O cara tem de ser equilibrado em uma miríade de circunstâncias que constituem a sua vida. Tem de ter uma existência meio bossa nova e rock’n roll. Ou seja, tem de ser meio louco para não ficar sempre na mesmice quadrada, mas ao ser ousado tem que cuidar a sua integridade física, moral e psicológica. Toda vez que descuidamos e exageramos na ousadia/loucura, além dos problemas concretos que criamos, somos julgados pelo tribunal da razão alheia, local que “volti-e-meia” ocupamos no vacilo dos outros. Enfim, o cara não pode ser muito hedonista, porém também não pode ter uma relação estéril com o prazer.
O cara tem de fazer exercício regularmente, tem de cuidar o que come, onde mora, da sua imagem e do seu ego (é importantíssimo ser pelo menos tão autocrítico consigo quanto se é crítico com os outros). Os filhos únicos, em geral, têm de redobrar os cuidados, na medida em que muitas vezes foram criados por pais que não se trataram e que acabaram estimulando o desenvolvimento de déspotas egoístas. O cara tem de ser inteligente, sagaz e bem-humorado, caso deseje ser (reconhecido como) uma pessoa interessante.

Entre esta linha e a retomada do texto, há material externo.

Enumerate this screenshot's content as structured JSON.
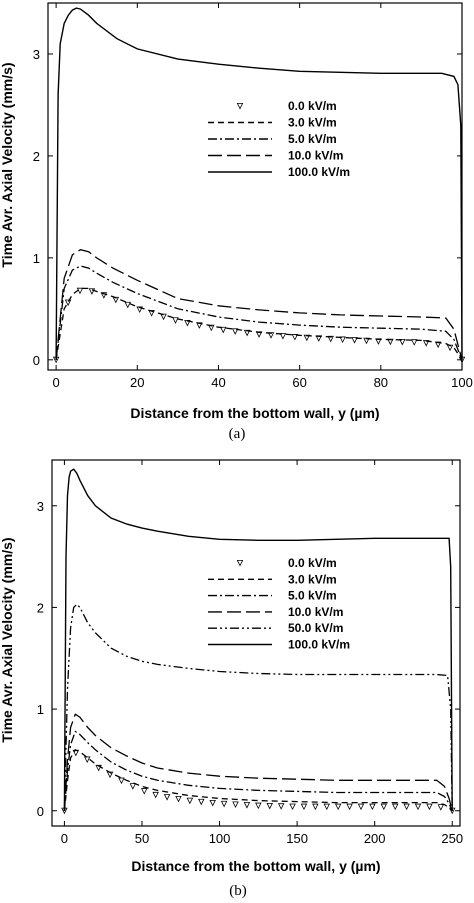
{
  "chart_data": [
    {
      "type": "line",
      "caption": "(a)",
      "xlabel": "Distance from the bottom wall, y (µm)",
      "ylabel": "Time Avr. Axial Velocity (mm/s)",
      "xlim": [
        -2,
        100
      ],
      "ylim": [
        -0.1,
        3.5
      ],
      "xticks": [
        0,
        20,
        40,
        60,
        80,
        100
      ],
      "yticks": [
        0,
        1,
        2,
        3
      ],
      "legend_position": "center-right",
      "series": [
        {
          "name": "0.0 kV/m",
          "style": "triangles",
          "x": [
            0,
            2,
            4,
            6,
            8,
            10,
            14,
            20,
            30,
            40,
            50,
            60,
            70,
            80,
            90,
            96,
            98,
            99,
            100
          ],
          "y": [
            0,
            0.5,
            0.63,
            0.68,
            0.68,
            0.66,
            0.6,
            0.5,
            0.38,
            0.3,
            0.25,
            0.22,
            0.2,
            0.18,
            0.17,
            0.14,
            0.1,
            0.05,
            0
          ]
        },
        {
          "name": "3.0 kV/m",
          "style": "dash",
          "x": [
            0,
            2,
            4,
            6,
            8,
            10,
            14,
            20,
            30,
            40,
            50,
            60,
            70,
            80,
            90,
            96,
            98,
            99,
            100
          ],
          "y": [
            0,
            0.5,
            0.64,
            0.7,
            0.7,
            0.67,
            0.62,
            0.52,
            0.4,
            0.32,
            0.27,
            0.24,
            0.22,
            0.2,
            0.19,
            0.16,
            0.12,
            0.06,
            0
          ]
        },
        {
          "name": "5.0 kV/m",
          "style": "dashdot",
          "x": [
            0,
            2,
            4,
            6,
            8,
            10,
            14,
            20,
            30,
            40,
            50,
            60,
            70,
            80,
            90,
            96,
            98,
            99,
            100
          ],
          "y": [
            0,
            0.7,
            0.88,
            0.92,
            0.9,
            0.85,
            0.76,
            0.65,
            0.5,
            0.42,
            0.37,
            0.34,
            0.32,
            0.31,
            0.3,
            0.28,
            0.2,
            0.1,
            0
          ]
        },
        {
          "name": "10.0 kV/m",
          "style": "longdash",
          "x": [
            0,
            2,
            4,
            6,
            8,
            10,
            14,
            20,
            30,
            40,
            50,
            60,
            70,
            80,
            90,
            96,
            98,
            99,
            100
          ],
          "y": [
            0,
            0.8,
            1.03,
            1.08,
            1.06,
            1.0,
            0.9,
            0.78,
            0.6,
            0.53,
            0.49,
            0.46,
            0.44,
            0.43,
            0.42,
            0.41,
            0.3,
            0.15,
            0
          ]
        },
        {
          "name": "100.0 kV/m",
          "style": "solid",
          "x": [
            0,
            0.5,
            1,
            2,
            3,
            4,
            5,
            6,
            8,
            10,
            15,
            20,
            30,
            40,
            50,
            60,
            70,
            80,
            90,
            95,
            98,
            99,
            99.7,
            100
          ],
          "y": [
            0,
            2.6,
            3.1,
            3.3,
            3.38,
            3.43,
            3.45,
            3.44,
            3.38,
            3.3,
            3.15,
            3.05,
            2.95,
            2.9,
            2.86,
            2.83,
            2.82,
            2.81,
            2.81,
            2.81,
            2.78,
            2.7,
            2.3,
            0
          ]
        }
      ]
    },
    {
      "type": "line",
      "caption": "(b)",
      "xlabel": "Distance from the bottom wall, y (µm)",
      "ylabel": "Time Avr. Axial Velocity (mm/s)",
      "xlim": [
        -8,
        255
      ],
      "ylim": [
        -0.15,
        3.45
      ],
      "xticks": [
        0,
        50,
        100,
        150,
        200,
        250
      ],
      "yticks": [
        0,
        1,
        2,
        3
      ],
      "legend_position": "center-right",
      "series": [
        {
          "name": "0.0 kV/m",
          "style": "triangles",
          "x": [
            0,
            2,
            4,
            7,
            10,
            15,
            20,
            30,
            40,
            50,
            60,
            80,
            100,
            125,
            150,
            175,
            200,
            225,
            240,
            245,
            248,
            250
          ],
          "y": [
            0,
            0.3,
            0.5,
            0.57,
            0.56,
            0.5,
            0.44,
            0.35,
            0.27,
            0.2,
            0.15,
            0.1,
            0.07,
            0.05,
            0.04,
            0.04,
            0.04,
            0.04,
            0.04,
            0.03,
            0.02,
            0
          ]
        },
        {
          "name": "3.0 kV/m",
          "style": "dash",
          "x": [
            0,
            2,
            4,
            7,
            10,
            15,
            20,
            30,
            40,
            50,
            60,
            80,
            100,
            125,
            150,
            175,
            200,
            225,
            240,
            245,
            248,
            250
          ],
          "y": [
            0,
            0.3,
            0.52,
            0.6,
            0.58,
            0.52,
            0.46,
            0.37,
            0.3,
            0.24,
            0.2,
            0.15,
            0.12,
            0.1,
            0.09,
            0.08,
            0.08,
            0.08,
            0.08,
            0.06,
            0.03,
            0
          ]
        },
        {
          "name": "5.0 kV/m",
          "style": "dashdot",
          "x": [
            0,
            2,
            4,
            7,
            10,
            15,
            20,
            30,
            40,
            50,
            60,
            80,
            100,
            125,
            150,
            175,
            200,
            225,
            240,
            245,
            248,
            250
          ],
          "y": [
            0,
            0.4,
            0.65,
            0.78,
            0.75,
            0.67,
            0.6,
            0.48,
            0.4,
            0.34,
            0.3,
            0.25,
            0.22,
            0.2,
            0.19,
            0.18,
            0.18,
            0.18,
            0.18,
            0.14,
            0.07,
            0
          ]
        },
        {
          "name": "10.0 kV/m",
          "style": "longdash",
          "x": [
            0,
            2,
            4,
            7,
            10,
            15,
            20,
            30,
            40,
            50,
            60,
            80,
            100,
            125,
            150,
            175,
            200,
            225,
            240,
            245,
            248,
            250
          ],
          "y": [
            0,
            0.5,
            0.82,
            0.95,
            0.92,
            0.82,
            0.74,
            0.62,
            0.54,
            0.47,
            0.42,
            0.37,
            0.34,
            0.32,
            0.31,
            0.3,
            0.3,
            0.3,
            0.3,
            0.24,
            0.12,
            0
          ]
        },
        {
          "name": "50.0 kV/m",
          "style": "dashdotdot",
          "x": [
            0,
            2,
            4,
            6,
            8,
            10,
            15,
            20,
            30,
            40,
            50,
            60,
            80,
            100,
            125,
            150,
            175,
            200,
            225,
            240,
            247,
            249,
            250
          ],
          "y": [
            0,
            1.2,
            1.8,
            2.0,
            2.03,
            2.0,
            1.85,
            1.75,
            1.6,
            1.52,
            1.47,
            1.44,
            1.4,
            1.37,
            1.35,
            1.34,
            1.34,
            1.34,
            1.34,
            1.34,
            1.33,
            1.0,
            0
          ]
        },
        {
          "name": "100.0 kV/m",
          "style": "solid",
          "x": [
            0,
            1,
            2,
            3,
            4,
            6,
            8,
            10,
            15,
            20,
            30,
            40,
            50,
            60,
            80,
            100,
            125,
            150,
            175,
            200,
            225,
            240,
            248,
            249,
            250
          ],
          "y": [
            0,
            2.5,
            3.1,
            3.28,
            3.34,
            3.36,
            3.32,
            3.25,
            3.1,
            3.0,
            2.88,
            2.82,
            2.78,
            2.75,
            2.7,
            2.67,
            2.66,
            2.66,
            2.67,
            2.68,
            2.68,
            2.68,
            2.68,
            2.4,
            0
          ]
        }
      ]
    }
  ]
}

Esses são alguns dos meus critérios para vislumbrar a independência plena; não acho que sejam válidos universalmente, ou seja, estou apenas compartilhando uma transparência (não quero determinar nada para ninguém). Em suma, o cara tem de ser independente na relação com os outros, porém deve saber que é no contato com os outros que mostramos quem realmente somos. Quiçá, essa seja uma interpretação possível do verso de Pessoa: “eu não sou, eu sou o outro”; isto é, os outros são o nosso termômetro existencial.